Snippets of conversations I overheard while having breakfast in Marika's cafe, on Cabot Street in Beverly, Mass.

- First -
Patterns are okay but what I don't like is the crazy way they mold you into an all American, you know what I'm saying.
Yeah, like my Mom, she like goes to the store and gets like...
[Laughs] Yeah - Chicken - Ha ha. It's like her thing.
Yeah, and while that's okay, I kind of like the whole not having a job thing, you know. The money is a drag, but it's nice not to be a pattern person you know.
Yeah. It's like today, coming here with you, that's totally not what I usually do, so you've helped me break away from a total pattern that was forming in my life.
Oh my god yeah!
This is so cool, it's fuckin awesome.
Alright then!
It's like yesterday I taught myself how to do caligraphy.
Yeah. Dude I can like totally do caligraphy now. It's like tap dancing.
Do you still do that?
[Laughs] Oh yeah, in Salem.
[Laughs] No way.
We had a recital.
Oh my God really, like where, on a stage?
[Laughs] yeah!
Oh my God, you have to let me come watch next time!
[Laughs] I even do the little steps and things!
Where do you practice?
Right across from Jerry's Army and Navy, near the Irish bar and Dunkin Donuts, you know?
You know I know, but I don't know.
You should look into it now, because like the clock has probably totally already started.
Oh man, that would be fun.
You should go, it's awesome.
That's great. I'm gonna do it.

- Second -
I can't be a blood doner. I lived in England and ate British beef so like there's totally a risk of, like, mad cow desease.
Oh totally.
I weighed like 120 pounds when I went there, but when I came back... oh brother!

- Third -
I think it's really different with him because he really likes me, you know what I mean?
Uh huh.
Other guys liked me you know...
Uh huh.
But he, you know, really likes me like me, you know?
Uh huh.


Overheard in a Dunkin Donuts in Boston

Guy walks in the door and the guy behind the counter starts laughing. Guy who walks in shouts in a very broad Bostonian accent...
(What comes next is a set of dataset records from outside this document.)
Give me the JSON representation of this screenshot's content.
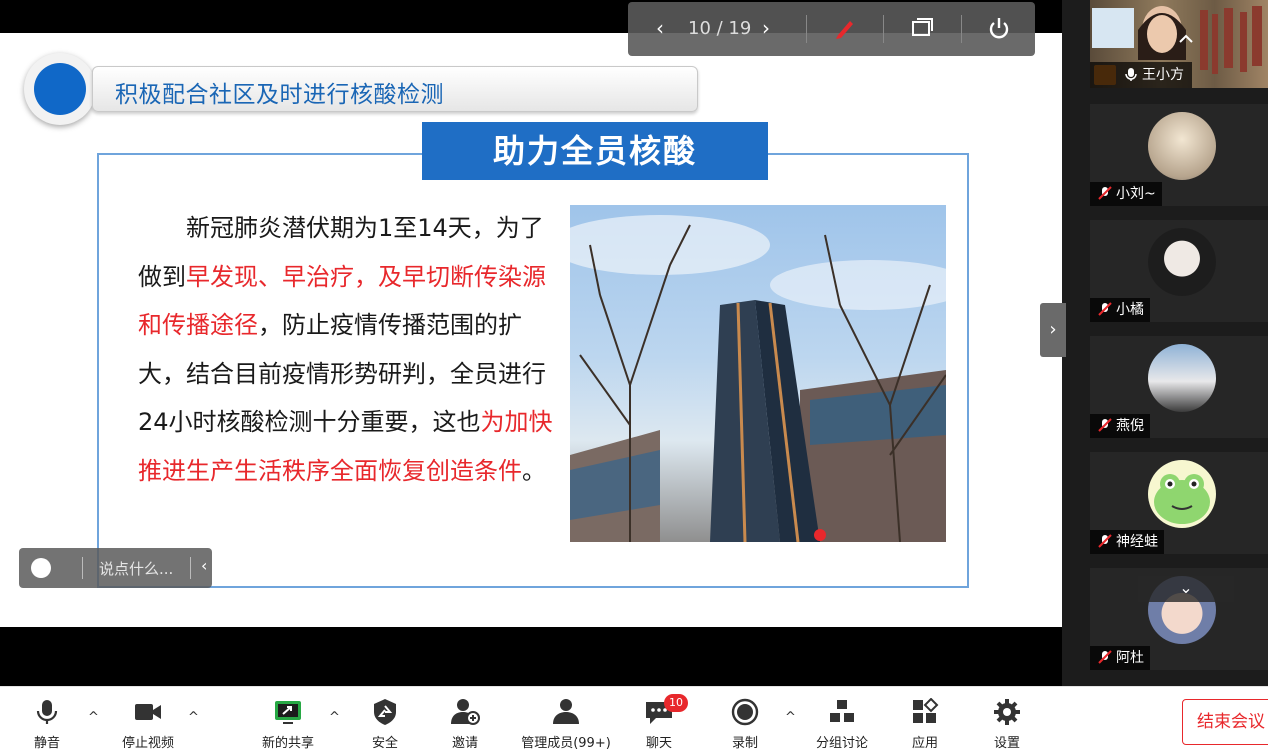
{
  "slide": {
    "section_title": "积极配合社区及时进行核酸检测",
    "heading": "助力全员核酸",
    "paragraph": [
      {
        "text": "新冠肺炎潜伏期为1至14天，为了做到",
        "red": false
      },
      {
        "text": "早发现、早治疗，及早切断传染源和传播途径",
        "red": true
      },
      {
        "text": "，防止疫情传播范围的扩大，结合目前疫情形势研判，全员进行24小时核酸检测十分重要，这也",
        "red": false
      },
      {
        "text": "为加快推进生产生活秩序全面恢复创造条件",
        "red": true
      },
      {
        "text": "。",
        "red": false
      }
    ]
  },
  "chat": {
    "placeholder": "说点什么..."
  },
  "share_toolbar": {
    "pager": "10 / 19"
  },
  "participants": [
    {
      "name": "王小方",
      "muted": false,
      "video": true
    },
    {
      "name": "小刘~",
      "muted": true
    },
    {
      "name": "小橘",
      "muted": true
    },
    {
      "name": "燕倪",
      "muted": true
    },
    {
      "name": "神经蛙",
      "muted": true
    },
    {
      "name": "阿杜",
      "muted": true
    }
  ],
  "toolbar": {
    "mute": "静音",
    "stop_video": "停止视频",
    "new_share": "新的共享",
    "security": "安全",
    "invite": "邀请",
    "manage": "管理成员(99+)",
    "chat": "聊天",
    "chat_badge": "10",
    "record": "录制",
    "breakout": "分组讨论",
    "apps": "应用",
    "settings": "设置",
    "end": "结束会议"
  },
  "colors": {
    "accent_blue": "#1f6ec5",
    "highlight_red": "#e8282c",
    "share_green": "#27a844"
  }
}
Hey, you still looking for a car?
[Laughs] Well....
Like I have found you a really good one.
Well no, actually it's a piece of shit.
[Both laugh loudly.]
Hey get me a coffee will ya.
What do we look like a Dunkin Donut or something?
[Laughs] Did I ask for a Donut? I don't think so!
There's a Starbucks down the road man, I think they'll be able to help you out there.
[Both laugh very loudly again.]
What down the road here? (He points and opens the door)
Yeah keep walking wise guy.
[Laughs] That's me. (Waves and walks out laughing loudly without purchasing a thing)

--- Article Notes ---

Time of death : Not specified
Strangely I didn't write anything about the people involved in these conversations. I guess I figured I would use them quickly and so I would remember. Of course, I can't remember anything about the people involved. I like them though, I can picture them happening.